Here’s an instructive film. Saverio Costanzo’s The Solitude of Prime Numbers is based on the hugely popular novel of the same name by physicist and writer Paolo Giordano. It’s well made, singular and unlike many Italian productions has subject matter that’s of universal interest (i.e. it’s not about immigration or a vehicle for a popular local comedian). And yet, despite picking up several awards and getting decent reviews in the international film press, it only had the most limited of distribution in the English speaking world, and even today it’s astoundingly difficult to pick up on DVD. What’s going on? Why on earth has this never received any kind of showing in the US or England whereas the most tedious of French comedies or Albanian arthouse movies do? I think it illustrates the incompetence of the Italian distribution companies, who both don’t encourage Italian cinema to have a global perspective and then, when something comes along that could do well in the international markets, they simply don’t know how to do anything with it.

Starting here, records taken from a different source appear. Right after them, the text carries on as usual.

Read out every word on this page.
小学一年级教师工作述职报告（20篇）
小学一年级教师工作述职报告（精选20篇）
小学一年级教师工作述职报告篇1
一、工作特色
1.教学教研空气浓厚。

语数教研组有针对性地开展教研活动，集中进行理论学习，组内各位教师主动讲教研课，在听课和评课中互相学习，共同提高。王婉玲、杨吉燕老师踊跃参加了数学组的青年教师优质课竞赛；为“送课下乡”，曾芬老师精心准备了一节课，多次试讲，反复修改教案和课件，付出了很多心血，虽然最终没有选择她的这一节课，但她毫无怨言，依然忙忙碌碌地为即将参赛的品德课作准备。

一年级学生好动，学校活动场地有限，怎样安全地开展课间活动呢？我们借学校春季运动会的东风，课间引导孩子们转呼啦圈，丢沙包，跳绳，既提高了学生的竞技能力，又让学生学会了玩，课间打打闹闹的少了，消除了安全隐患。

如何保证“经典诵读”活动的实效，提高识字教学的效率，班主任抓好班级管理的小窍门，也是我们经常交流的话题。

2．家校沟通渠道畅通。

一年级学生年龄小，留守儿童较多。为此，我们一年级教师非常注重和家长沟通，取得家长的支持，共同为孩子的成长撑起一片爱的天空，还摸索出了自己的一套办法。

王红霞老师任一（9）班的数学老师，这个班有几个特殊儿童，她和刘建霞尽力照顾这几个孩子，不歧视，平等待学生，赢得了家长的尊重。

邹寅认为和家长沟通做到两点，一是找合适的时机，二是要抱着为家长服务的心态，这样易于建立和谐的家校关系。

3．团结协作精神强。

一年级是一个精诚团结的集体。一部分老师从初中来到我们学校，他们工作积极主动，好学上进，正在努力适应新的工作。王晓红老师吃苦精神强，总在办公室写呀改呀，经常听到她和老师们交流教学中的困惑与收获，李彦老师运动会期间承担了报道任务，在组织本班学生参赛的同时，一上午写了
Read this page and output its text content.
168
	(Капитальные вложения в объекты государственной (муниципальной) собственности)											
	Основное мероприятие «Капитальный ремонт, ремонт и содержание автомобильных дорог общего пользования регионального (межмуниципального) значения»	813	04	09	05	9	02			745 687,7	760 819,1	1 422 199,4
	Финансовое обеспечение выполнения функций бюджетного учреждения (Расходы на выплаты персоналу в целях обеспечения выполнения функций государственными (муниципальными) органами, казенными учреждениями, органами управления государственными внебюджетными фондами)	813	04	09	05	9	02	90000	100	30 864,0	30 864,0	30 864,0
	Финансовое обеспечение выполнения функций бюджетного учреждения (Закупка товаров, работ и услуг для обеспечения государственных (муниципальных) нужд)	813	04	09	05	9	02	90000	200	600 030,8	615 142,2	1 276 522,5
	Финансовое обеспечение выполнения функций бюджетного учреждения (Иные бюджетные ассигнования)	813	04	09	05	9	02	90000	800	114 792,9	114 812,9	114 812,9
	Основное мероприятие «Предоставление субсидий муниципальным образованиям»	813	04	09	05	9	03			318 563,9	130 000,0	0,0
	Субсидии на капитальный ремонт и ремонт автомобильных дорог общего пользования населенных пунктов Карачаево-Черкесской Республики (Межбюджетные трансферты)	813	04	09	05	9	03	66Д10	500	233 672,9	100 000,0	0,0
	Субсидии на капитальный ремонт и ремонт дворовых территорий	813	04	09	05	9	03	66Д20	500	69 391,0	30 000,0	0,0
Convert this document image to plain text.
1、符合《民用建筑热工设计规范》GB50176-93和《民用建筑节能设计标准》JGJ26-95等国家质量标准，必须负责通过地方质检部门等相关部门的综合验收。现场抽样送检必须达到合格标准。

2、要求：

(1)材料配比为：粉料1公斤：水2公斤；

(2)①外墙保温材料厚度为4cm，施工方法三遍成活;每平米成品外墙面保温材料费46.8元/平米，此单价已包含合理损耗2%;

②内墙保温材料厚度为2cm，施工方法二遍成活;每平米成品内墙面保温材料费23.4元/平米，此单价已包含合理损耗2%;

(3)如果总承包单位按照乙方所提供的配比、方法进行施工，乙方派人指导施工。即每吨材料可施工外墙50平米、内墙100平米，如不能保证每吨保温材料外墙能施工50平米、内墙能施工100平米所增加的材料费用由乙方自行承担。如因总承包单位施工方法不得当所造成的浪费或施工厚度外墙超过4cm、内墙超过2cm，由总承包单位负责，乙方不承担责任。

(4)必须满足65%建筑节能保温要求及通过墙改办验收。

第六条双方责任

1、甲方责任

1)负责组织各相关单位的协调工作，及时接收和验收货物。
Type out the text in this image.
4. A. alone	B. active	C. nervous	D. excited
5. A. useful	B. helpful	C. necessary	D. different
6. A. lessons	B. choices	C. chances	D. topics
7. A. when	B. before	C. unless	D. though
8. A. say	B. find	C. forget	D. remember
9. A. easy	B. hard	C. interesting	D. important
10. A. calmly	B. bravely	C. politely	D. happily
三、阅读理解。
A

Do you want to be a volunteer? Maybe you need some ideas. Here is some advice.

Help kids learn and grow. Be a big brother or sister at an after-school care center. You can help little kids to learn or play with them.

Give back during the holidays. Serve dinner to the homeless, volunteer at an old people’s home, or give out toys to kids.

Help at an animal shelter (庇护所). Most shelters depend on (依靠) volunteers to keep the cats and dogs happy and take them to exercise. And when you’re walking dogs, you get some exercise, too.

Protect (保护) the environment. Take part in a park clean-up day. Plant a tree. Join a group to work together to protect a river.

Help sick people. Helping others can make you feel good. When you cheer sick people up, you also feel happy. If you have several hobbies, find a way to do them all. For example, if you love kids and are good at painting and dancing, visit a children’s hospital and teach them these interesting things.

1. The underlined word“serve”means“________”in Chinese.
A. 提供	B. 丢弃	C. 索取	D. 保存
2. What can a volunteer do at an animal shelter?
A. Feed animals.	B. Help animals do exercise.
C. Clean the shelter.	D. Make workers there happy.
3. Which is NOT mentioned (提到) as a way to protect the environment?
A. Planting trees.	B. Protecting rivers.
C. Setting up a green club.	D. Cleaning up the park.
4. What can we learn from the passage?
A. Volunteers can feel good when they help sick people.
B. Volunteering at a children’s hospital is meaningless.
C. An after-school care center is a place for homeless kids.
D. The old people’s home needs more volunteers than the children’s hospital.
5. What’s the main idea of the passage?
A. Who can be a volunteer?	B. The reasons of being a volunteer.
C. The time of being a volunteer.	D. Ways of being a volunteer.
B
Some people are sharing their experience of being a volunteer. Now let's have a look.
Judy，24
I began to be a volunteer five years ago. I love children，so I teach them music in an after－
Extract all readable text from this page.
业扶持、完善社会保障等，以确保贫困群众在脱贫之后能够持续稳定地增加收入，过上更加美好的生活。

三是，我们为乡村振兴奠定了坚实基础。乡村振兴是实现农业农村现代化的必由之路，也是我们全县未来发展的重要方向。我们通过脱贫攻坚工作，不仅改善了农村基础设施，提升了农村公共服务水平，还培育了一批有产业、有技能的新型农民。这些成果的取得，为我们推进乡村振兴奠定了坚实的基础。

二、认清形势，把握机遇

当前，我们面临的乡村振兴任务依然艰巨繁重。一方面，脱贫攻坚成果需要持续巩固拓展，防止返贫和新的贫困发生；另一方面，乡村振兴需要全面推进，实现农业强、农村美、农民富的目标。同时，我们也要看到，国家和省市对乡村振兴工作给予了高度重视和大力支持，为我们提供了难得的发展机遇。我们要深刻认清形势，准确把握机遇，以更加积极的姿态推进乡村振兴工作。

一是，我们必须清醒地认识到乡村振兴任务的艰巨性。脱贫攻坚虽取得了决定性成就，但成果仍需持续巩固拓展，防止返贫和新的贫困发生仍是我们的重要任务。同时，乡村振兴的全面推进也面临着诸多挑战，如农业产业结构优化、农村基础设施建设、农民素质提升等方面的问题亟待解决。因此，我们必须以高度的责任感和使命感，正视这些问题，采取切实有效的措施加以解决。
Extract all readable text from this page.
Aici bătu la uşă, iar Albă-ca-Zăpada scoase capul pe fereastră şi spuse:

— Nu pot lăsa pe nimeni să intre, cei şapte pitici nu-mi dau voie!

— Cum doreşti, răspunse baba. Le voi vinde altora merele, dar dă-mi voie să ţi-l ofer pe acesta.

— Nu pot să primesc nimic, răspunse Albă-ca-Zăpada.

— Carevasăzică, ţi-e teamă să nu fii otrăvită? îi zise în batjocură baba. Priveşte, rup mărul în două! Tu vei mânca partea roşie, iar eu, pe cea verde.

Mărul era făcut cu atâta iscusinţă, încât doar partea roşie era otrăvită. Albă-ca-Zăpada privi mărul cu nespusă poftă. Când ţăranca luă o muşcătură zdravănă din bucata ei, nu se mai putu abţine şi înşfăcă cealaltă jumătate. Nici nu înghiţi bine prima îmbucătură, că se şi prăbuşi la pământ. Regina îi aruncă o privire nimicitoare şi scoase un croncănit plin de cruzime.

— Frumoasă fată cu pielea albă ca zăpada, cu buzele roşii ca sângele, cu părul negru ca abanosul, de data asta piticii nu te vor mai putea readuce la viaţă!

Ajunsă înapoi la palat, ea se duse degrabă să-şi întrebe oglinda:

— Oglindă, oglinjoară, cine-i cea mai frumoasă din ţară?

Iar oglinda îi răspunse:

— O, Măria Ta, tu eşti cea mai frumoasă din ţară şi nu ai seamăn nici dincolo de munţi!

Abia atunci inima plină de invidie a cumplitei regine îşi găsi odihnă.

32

The plot follows two damaged characters who become friends if not exactly lovers at several points in their life. In childhood, Mattia is charged with looking after his autistic sister by his distant parents and, frustrated with always having to cope with her difficult behaviour, leaves her in the park while he attends a friend’s brithday party. She goes missing, never to reappear. Alice, meanwhile, is pushed into skiing dangerously by her damanding father, who wants her to become a champion. After becoming stuck in a whiteout she crashes and permanently damages her leg, leaving her with a limp and a lack of confidence.
They meet when they’re teenagers and Alice – who is bullied by the revolting girls at her school – falls for Mattia. He, however, is a child genius who is completely closed down, consumed by guilt and seemingly devoid of emotions (although his self harm habit indicates that he does have feelings). It takes years for him to finally open up and reveal what happened in his childhood, and at that point he’s about to leave for Germany, to take up a position at a prodigious physics institute.
The plot, therefore, is something like a more poetic, less optimistic Silver Linings Playbook: these are truly broken characters, too damaged to do anything like form a proper relationship or even acknowledge the need they have for each other. The protagonists aren’t whimsical or even particularly likeable, although you can’t help but feel for the childhood Mattia and the teenage Alice.
What makes The Solitude of Prime Numbers so interesting, though, is the way it is filmed. Despite the story being anything but a horror film, Costanzo very deliberately films it in the style of a nineteen seventies giallo. Fabio Cianchetti’s cinematography apes Vittorio Storaro’s work for Dario Argento (snatches of the music from The Bird with the Crystal Plumage are used as well), most particularly in the scenes in which Mattia discovers his sister has gone missing, and there are references also to The Shining and The Godfather. Faith No More’s Mike Patton provides a soundtrack that plays on the sound of John Carpenter and Goblin, and there’s a perceptible feeling of dread that hangs over it all, despite the fact that not a great deal actually happens.
Costanzo also deserves points for coaxing some good performances from a not particularly well known or experienced cast. The child actors are well handled, especially Tommaso Neri, and Isabella Rossellini has a nice supporting role as his unsympathetic mother. The segueways back and forth in time are sometimes confusing, especially because the parents of the children are all similar looking and never really developed in any way; and the running time is probably twenty minutes too long at just under two hours, especially as the expected climax never really arrives. But nonetheless this is an engrossing, unusual film that should appeal both to the cult circuit (it has a lot of similarities to Hélène Cattet and Bruno Forzani well received Amer) and the art-house crowd. If they ever get the chance to see it, that is.